Cuento 7: El Cazador de Lunas

En un pueblo de noches largas y cielos despejados, vivía Iker, un niño que no le tenía miedo a la oscuridad. Al contrario, le encantaba. Le gustaba observar el cielo, contar estrellas, dibujar constelaciones imaginarias y hablar con la luna.

Porque sí, Iker hablaba con la luna. Le contaba sus secretos, sus dudas, sus sueños. Cada noche, se sentaba en el tejado de su casa y la saludaba con la mano.

—Hola, luna. Hoy soñé que volaba.

La luna, silenciosa y brillante, parecía escucharlo.

Pero una noche, no apareció.

El cielo estaba despejado, sin nubes, pero la luna no estaba allí. Solo oscuridad. Iker esperó. Una hora. Dos. Nada.

Al día siguiente, tampoco.

Los adultos no parecían preocupados. “Son fases”, decían. “La luna desaparece y luego vuelve. Es normal.”

Pero Iker sabía que eso no era cierto. Aquello no era una luna nueva, ni un eclipse. Era ausencia.

Y así decidió convertirse en cazador de lunas.

Preparó su mochila con una linterna, su cuaderno de dibujos, una cuerda, una brújula y un bote pequeño con una vela flotante. “Por si tengo que hacer señales”, pensó. Salió al anochecer y se dirigió a la montaña más alta de la región: el Pico Silencio.

Dicen que quien sube hasta allí puede ver el cielo desde más cerca.

Durante el ascenso, encontró muchas cosas: un búho que lo siguió desde las ramas, un zorro que lo observó sin miedo, y una piedra brillante que parecía latir. Iker no tenía miedo. Caminaba con la firmeza de quien sigue una promesa.

Al llegar a la cima, el viento soplaba fuerte. Pero el cielo estaba más oscuro que nunca. Sin estrellas. Sin luna. Nada.

Encendió la vela flotante en el bote. La dejó ir. El viento no la apagó. En cambio, algo extraordinario ocurrió.
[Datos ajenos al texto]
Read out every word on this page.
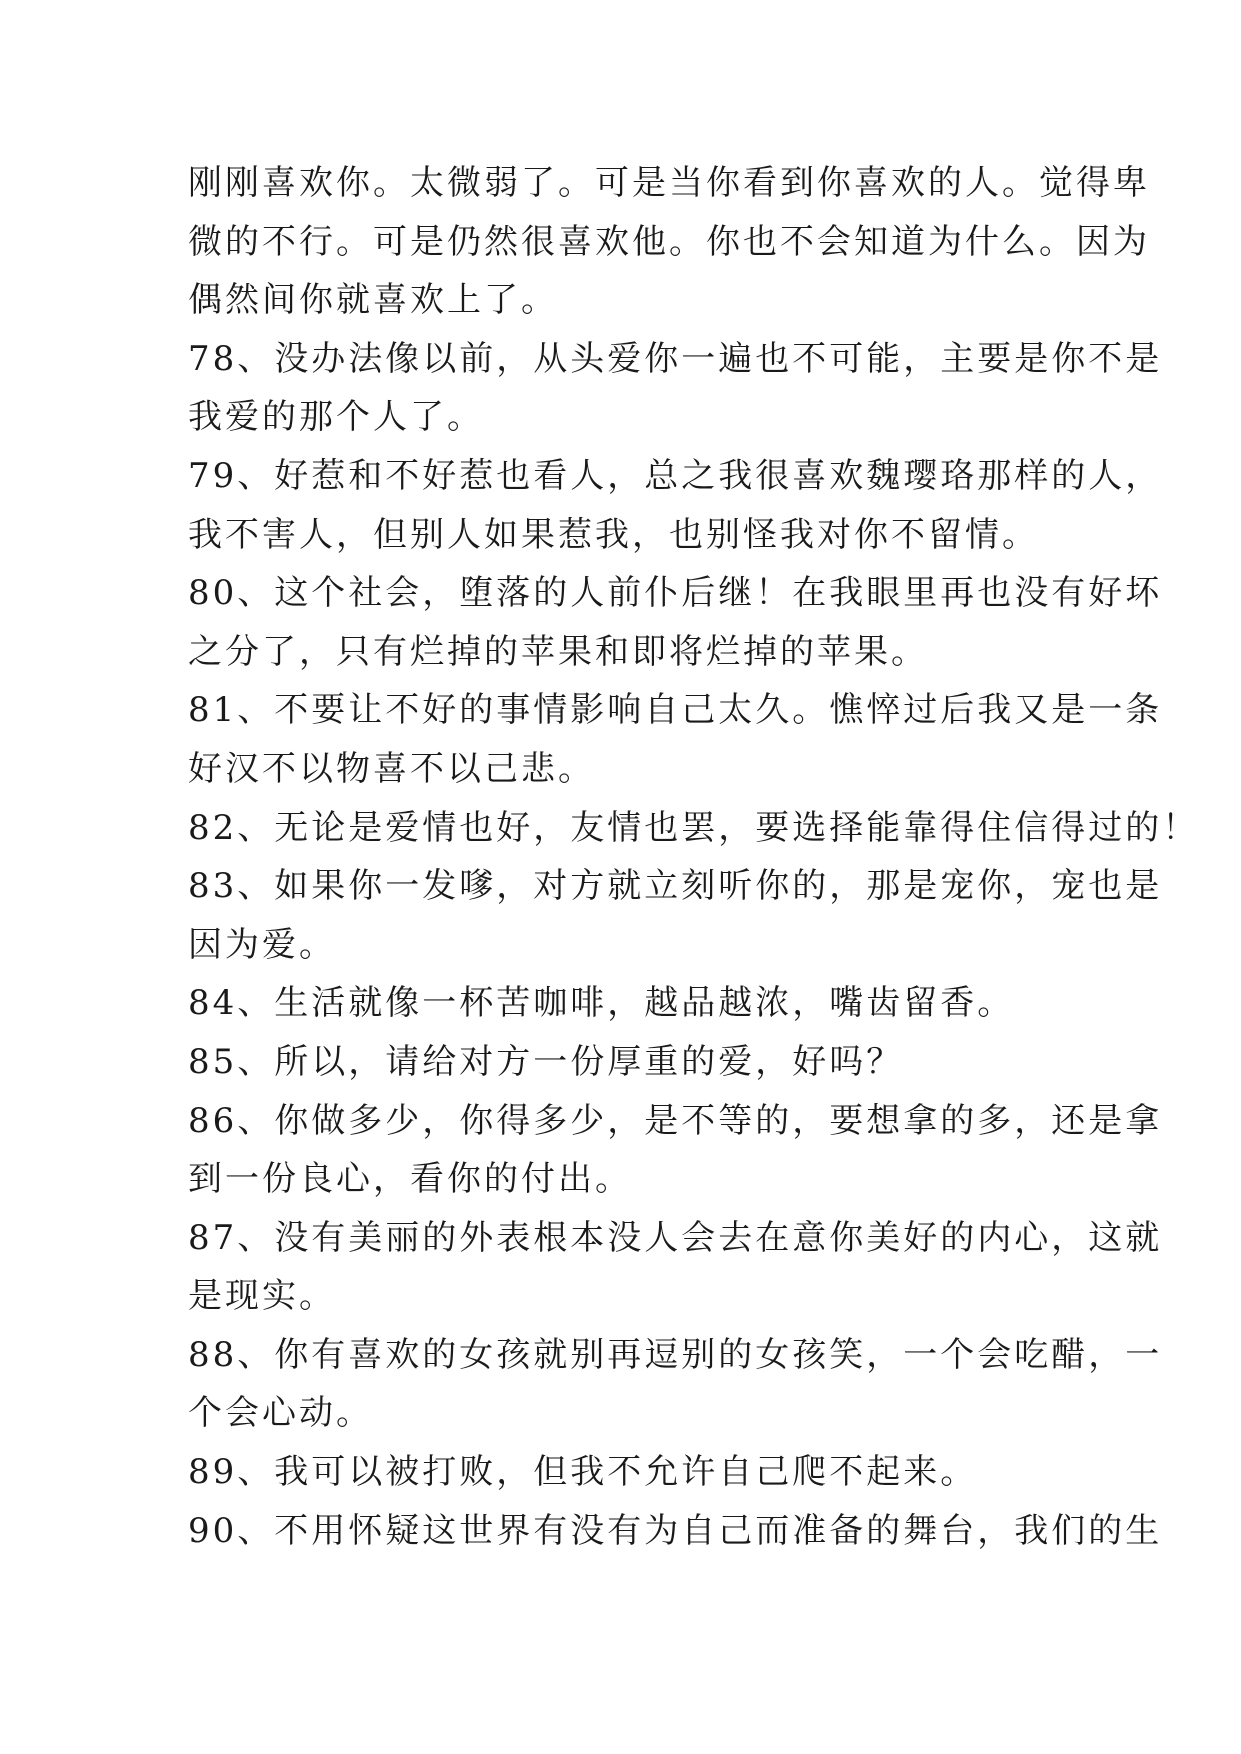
刚刚喜欢你。太微弱了。可是当你看到你喜欢的人。觉得卑
微的不行。可是仍然很喜欢他。你也不会知道为什么。因为
偶然间你就喜欢上了。
78、没办法像以前，从头爱你一遍也不可能，主要是你不是
我爱的那个人了。
79、好惹和不好惹也看人，总之我很喜欢魏璎珞那样的人，
我不害人，但别人如果惹我，也别怪我对你不留情。
80、这个社会，堕落的人前仆后继！在我眼里再也没有好坏
之分了，只有烂掉的苹果和即将烂掉的苹果。
81、不要让不好的事情影响自己太久。憔悴过后我又是一条
好汉不以物喜不以己悲。
82、无论是爱情也好，友情也罢，要选择能靠得住信得过的！
83、如果你一发嗲，对方就立刻听你的，那是宠你，宠也是
因为爱。
84、生活就像一杯苦咖啡，越品越浓，嘴齿留香。
85、所以，请给对方一份厚重的爱，好吗？
86、你做多少，你得多少，是不等的，要想拿的多，还是拿
到一份良心，看你的付出。
87、没有美丽的外表根本没人会去在意你美好的内心，这就
是现实。
88、你有喜欢的女孩就别再逗别的女孩笑，一个会吃醋，一
个会心动。
89、我可以被打败，但我不允许自己爬不起来。
90、不用怀疑这世界有没有为自己而准备的舞台，我们的生
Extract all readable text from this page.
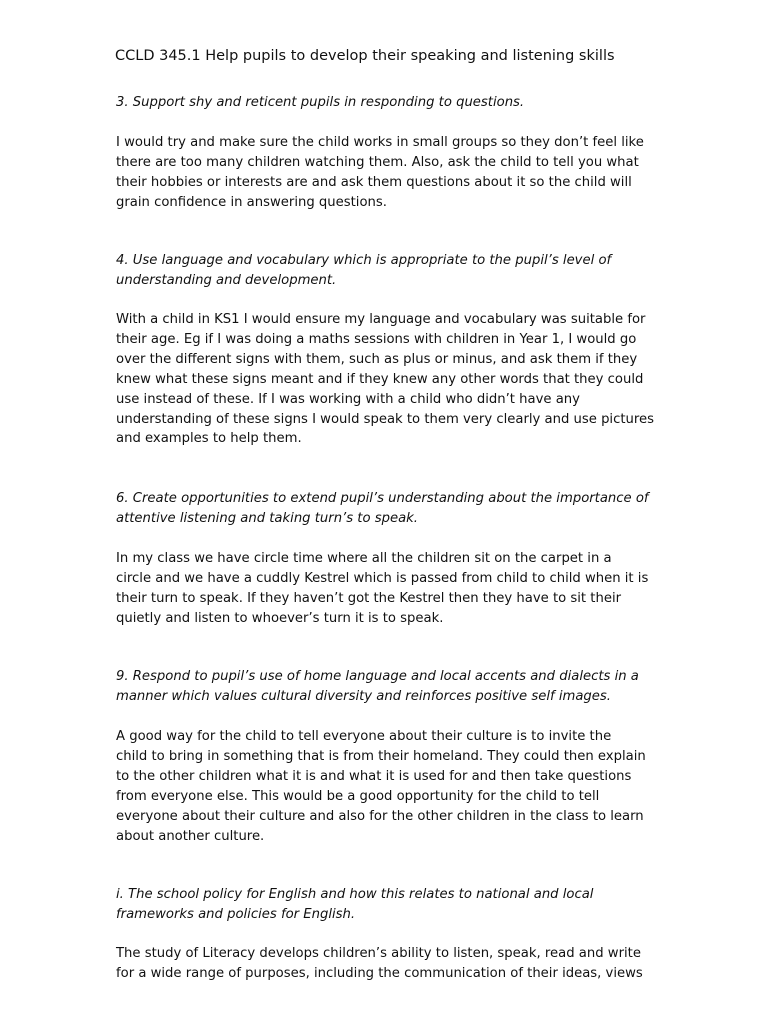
CCLD 345.1 Help pupils to develop their speaking and listening skills
3. Support shy and reticent pupils in responding to questions.
I would try and make sure the child works in small groups so they don’t feel like
there are too many children watching them. Also, ask the child to tell you what
their hobbies or interests are and ask them questions about it so the child will
grain confidence in answering questions.
4. Use language and vocabulary which is appropriate to the pupil’s level of
understanding and development.
With a child in KS1 I would ensure my language and vocabulary was suitable for
their age. Eg if I was doing a maths sessions with children in Year 1, I would go
over the different signs with them, such as plus or minus, and ask them if they
knew what these signs meant and if they knew any other words that they could
use instead of these. If I was working with a child who didn’t have any
understanding of these signs I would speak to them very clearly and use pictures
and examples to help them.
6. Create opportunities to extend pupil’s understanding about the importance of
attentive listening and taking turn’s to speak.
In my class we have circle time where all the children sit on the carpet in a
circle and we have a cuddly Kestrel which is passed from child to child when it is
their turn to speak. If they haven’t got the Kestrel then they have to sit their
quietly and listen to whoever’s turn it is to speak.
9. Respond to pupil’s use of home language and local accents and dialects in a
manner which values cultural diversity and reinforces positive self images.
A good way for the child to tell everyone about their culture is to invite the
child to bring in something that is from their homeland. They could then explain
to the other children what it is and what it is used for and then take questions
from everyone else. This would be a good opportunity for the child to tell
everyone about their culture and also for the other children in the class to learn
about another culture.
i. The school policy for English and how this relates to national and local
frameworks and policies for English.
The study of Literacy develops children’s ability to listen, speak, read and write
for a wide range of purposes, including the communication of their ideas, views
Una luz tenue descendió del cielo. Una esfera plateada, no más grande que una pelota, flotó frente a él. No era la luna entera, sino una parte de ella.

—¿Dónde estás? —susurró Iker.

La esfera giró lentamente y proyectó imágenes en el aire: ciudades dormidas, gente mirando pantallas, luces artificiales encendidas a toda hora. La luna se había ido porque nadie la miraba. Porque ya no la necesitaban para guiar el tiempo, para contar cuentos, para enamorarse en su luz.

Iker comprendió.

—Yo sí te necesito. Y no soy el único. Solo que a veces olvidamos.

La luna, emocionada, comenzó a recomponerse. Fragmento a fragmento, volvió a subir. Primero tímida, luego plena. Y cuando estuvo completa otra vez, brilló como nunca.

Desde entonces, cada vez que alguien levantaba la vista al cielo y sonreía al verla, la luna bajaba un poquito más, agradecida. Y Iker, convertido en leyenda, fue recordado como el niño que trajo de vuelta a la luna.

Porque a veces, basta que alguien mire con amor, para que lo olvidado vuelva a brillar.